The new initiative will use “prebunking” videos, which are specifically designed to counter false claims before they become widespread. They will be circulated on the company’s YouTube platform and other social media sites.
Google’s efforts to challenge the spread of misinformation mark a contrast with the rival mega tech platform Twitter. Twitter is in the midst of slashing its trust and safety teams, despite new owner Elon Musk saying it will not become a “free-for-all hellscape”. It has raised general concerns that the company will become just that.
Like other countries, misinformation spreads rapidly across India, mostly through social media, creating political and religious tensions.
Indian government officials have called on tech companies such as Google, Facebook and Instagram owner Meta, and Twitter to take stronger action against the spread of fake news.

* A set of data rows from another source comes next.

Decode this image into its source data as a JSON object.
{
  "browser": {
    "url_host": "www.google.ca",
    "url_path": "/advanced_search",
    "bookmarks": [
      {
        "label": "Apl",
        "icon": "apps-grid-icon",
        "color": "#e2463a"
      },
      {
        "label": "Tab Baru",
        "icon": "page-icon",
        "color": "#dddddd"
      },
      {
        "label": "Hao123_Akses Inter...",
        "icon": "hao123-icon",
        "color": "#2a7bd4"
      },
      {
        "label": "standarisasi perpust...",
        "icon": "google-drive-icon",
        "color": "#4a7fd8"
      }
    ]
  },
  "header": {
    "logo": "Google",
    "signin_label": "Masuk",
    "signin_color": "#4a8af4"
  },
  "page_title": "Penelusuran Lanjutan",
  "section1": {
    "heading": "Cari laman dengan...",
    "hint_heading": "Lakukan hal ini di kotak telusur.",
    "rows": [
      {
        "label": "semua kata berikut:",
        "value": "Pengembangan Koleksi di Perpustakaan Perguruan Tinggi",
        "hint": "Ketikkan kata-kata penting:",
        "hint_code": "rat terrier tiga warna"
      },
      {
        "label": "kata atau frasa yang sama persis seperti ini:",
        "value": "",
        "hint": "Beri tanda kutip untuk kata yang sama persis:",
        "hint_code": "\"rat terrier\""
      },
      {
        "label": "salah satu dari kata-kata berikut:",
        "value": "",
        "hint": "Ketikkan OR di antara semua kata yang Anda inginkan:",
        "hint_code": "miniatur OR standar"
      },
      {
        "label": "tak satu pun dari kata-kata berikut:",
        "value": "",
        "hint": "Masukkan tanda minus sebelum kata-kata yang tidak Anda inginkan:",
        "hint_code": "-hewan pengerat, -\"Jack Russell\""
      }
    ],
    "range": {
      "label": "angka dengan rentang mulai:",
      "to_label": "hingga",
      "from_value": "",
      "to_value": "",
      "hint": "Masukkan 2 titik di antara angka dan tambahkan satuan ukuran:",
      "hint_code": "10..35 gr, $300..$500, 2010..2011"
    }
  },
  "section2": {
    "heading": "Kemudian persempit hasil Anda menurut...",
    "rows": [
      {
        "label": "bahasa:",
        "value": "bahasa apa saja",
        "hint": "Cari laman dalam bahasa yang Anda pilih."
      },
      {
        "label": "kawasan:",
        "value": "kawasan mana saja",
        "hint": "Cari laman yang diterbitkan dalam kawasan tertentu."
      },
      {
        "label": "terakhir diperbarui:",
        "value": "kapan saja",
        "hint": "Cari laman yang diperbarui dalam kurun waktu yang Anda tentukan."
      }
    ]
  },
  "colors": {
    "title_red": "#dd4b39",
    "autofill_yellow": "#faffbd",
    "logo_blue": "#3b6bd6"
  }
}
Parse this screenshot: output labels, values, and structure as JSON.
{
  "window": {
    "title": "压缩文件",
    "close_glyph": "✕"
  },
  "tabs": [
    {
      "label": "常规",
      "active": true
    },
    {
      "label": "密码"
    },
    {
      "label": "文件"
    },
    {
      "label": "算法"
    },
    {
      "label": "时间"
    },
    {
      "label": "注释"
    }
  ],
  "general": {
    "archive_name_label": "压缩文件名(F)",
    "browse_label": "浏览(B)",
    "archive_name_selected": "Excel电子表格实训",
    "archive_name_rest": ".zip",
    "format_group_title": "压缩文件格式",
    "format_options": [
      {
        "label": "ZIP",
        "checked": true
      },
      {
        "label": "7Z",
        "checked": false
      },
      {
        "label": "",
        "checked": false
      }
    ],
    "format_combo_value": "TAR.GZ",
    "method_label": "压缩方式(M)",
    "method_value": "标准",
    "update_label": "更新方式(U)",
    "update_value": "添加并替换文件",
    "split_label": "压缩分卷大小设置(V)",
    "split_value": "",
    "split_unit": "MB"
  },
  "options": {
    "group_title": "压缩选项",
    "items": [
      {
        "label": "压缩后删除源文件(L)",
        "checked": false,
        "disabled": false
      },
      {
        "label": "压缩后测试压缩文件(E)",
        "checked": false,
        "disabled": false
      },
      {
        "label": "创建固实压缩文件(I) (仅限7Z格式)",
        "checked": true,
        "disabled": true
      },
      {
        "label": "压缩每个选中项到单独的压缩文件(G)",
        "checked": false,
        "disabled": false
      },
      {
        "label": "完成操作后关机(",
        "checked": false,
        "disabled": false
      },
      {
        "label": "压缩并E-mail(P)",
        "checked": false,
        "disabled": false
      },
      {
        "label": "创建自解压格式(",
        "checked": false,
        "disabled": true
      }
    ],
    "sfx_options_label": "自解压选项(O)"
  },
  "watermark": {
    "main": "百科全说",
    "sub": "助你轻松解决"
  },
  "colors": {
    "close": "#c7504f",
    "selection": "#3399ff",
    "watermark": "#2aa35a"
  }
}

The Ministry of Information and Broadcasting has repeatedly invoked “extraordinary powers” to block YouTube channels, and some Twitter and Facebook accounts, allegedly used to spread harmful misinformation.
Google recently conducted an experiment in Europe where it sought to counter anti-refugee narratives online in the wake of the Russian invasion of Ukraine.
The experiment in India will be bigger in scope as it will deal with multiple local languages — Bengali, Hindi and Marathi — and cover diverse sections of a country populated by over a billion people.
It is being conducted by Google subsidiary company Jigsaw.
“This presented an opportunity to research prebunking in a non-western, global south market,” said Beth Goldman, Jigsaw’s head of research and development.
Working in collaboration with the Alfred Landecker Foundation, a pro-democracy organization based in Germany, the philanthropic investment firm Omidya Network India, and a number of smaller regional partners, Jigsaw has produced five videos in three different languages.
After watching the videos, viewers will be asked to fill in a short multiple-choice questionnaire, designed to gauge what they have learned about misinformation. The company’s recent research on the subject suggested viewers were 5 percent more likely to identify misinformation after watching such videos.